Mayor Bloomberg, who has expressed support for New York City’s system of publicly funding campaigns and strictly limiting campaign contributions, may just gain an appreciation of the virtues of a free market in political speech. He’s facing down two separate legal challenges instigated by the speech regulators. In one, the City Council is intent on blocking Mr. Bloomberg from spending his own money in support of non-partisan elections. In the other, the McCain-Feingold crowd is trying to restrict the Republicans’ and Democrats’ 2004 conventions, the Republican one of which is set for New York.
What a perfect illustration of the absurd level to which some are willing to take the concept that politics can be cleansed of the influence of money. The City Council thinks it can hamstring a billionaire mayor, who spent $74 million of his own money to get elected, by passing an unconstitutional law — unconstitutional, we say, because the Supreme Court has so far refused to uphold limits on expenditures. Common Cause and friends, on the other hand, think that our democracy will be strengthened by stiffing New York’s and Boston’s convention committees out of soft money on which they are counting.

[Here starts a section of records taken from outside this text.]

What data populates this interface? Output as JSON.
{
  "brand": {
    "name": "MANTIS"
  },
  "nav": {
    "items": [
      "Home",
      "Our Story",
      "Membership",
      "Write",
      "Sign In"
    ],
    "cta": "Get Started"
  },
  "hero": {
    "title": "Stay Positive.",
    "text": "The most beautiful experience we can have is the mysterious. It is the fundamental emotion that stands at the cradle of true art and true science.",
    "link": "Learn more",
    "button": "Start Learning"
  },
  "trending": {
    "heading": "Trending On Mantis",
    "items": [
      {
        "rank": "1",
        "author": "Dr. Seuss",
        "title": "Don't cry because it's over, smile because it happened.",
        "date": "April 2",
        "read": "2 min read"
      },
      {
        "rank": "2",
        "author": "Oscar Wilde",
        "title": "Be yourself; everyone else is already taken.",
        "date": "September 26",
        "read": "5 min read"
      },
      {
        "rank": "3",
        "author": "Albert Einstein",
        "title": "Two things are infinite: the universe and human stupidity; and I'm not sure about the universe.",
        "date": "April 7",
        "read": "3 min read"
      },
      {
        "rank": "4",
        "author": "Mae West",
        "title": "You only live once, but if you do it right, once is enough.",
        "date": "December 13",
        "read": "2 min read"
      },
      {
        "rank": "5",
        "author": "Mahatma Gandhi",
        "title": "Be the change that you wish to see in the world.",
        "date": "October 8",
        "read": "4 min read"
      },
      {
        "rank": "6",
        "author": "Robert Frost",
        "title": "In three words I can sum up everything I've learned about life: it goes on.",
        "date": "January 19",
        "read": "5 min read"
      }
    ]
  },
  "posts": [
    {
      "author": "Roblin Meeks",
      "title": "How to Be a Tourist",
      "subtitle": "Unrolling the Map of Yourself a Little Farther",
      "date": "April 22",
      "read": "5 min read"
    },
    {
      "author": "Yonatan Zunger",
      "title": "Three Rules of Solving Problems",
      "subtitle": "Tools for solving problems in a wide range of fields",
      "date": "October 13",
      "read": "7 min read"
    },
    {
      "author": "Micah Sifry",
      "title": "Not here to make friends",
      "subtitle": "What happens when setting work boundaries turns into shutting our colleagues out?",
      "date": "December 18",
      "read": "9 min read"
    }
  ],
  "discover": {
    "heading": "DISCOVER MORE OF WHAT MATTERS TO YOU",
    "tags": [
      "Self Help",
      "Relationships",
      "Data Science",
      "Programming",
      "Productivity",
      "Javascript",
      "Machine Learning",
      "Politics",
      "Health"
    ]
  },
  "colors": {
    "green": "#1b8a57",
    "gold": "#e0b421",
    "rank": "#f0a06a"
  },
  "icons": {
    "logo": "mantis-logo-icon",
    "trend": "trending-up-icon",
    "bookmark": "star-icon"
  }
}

The speech stiflers are really thwarting themselves, though. If Mr. Bloomberg could gain his win on nonpartisan elections, maybe we wouldn’t need all that soft money for party conventions in the first place. But that thought is a reminder that the use of political parties is itself a practice that has grown up under the protection of the First Amendment. That Mr. Bloomberg seeks to stifle parties is why he gets but two cheers on this head.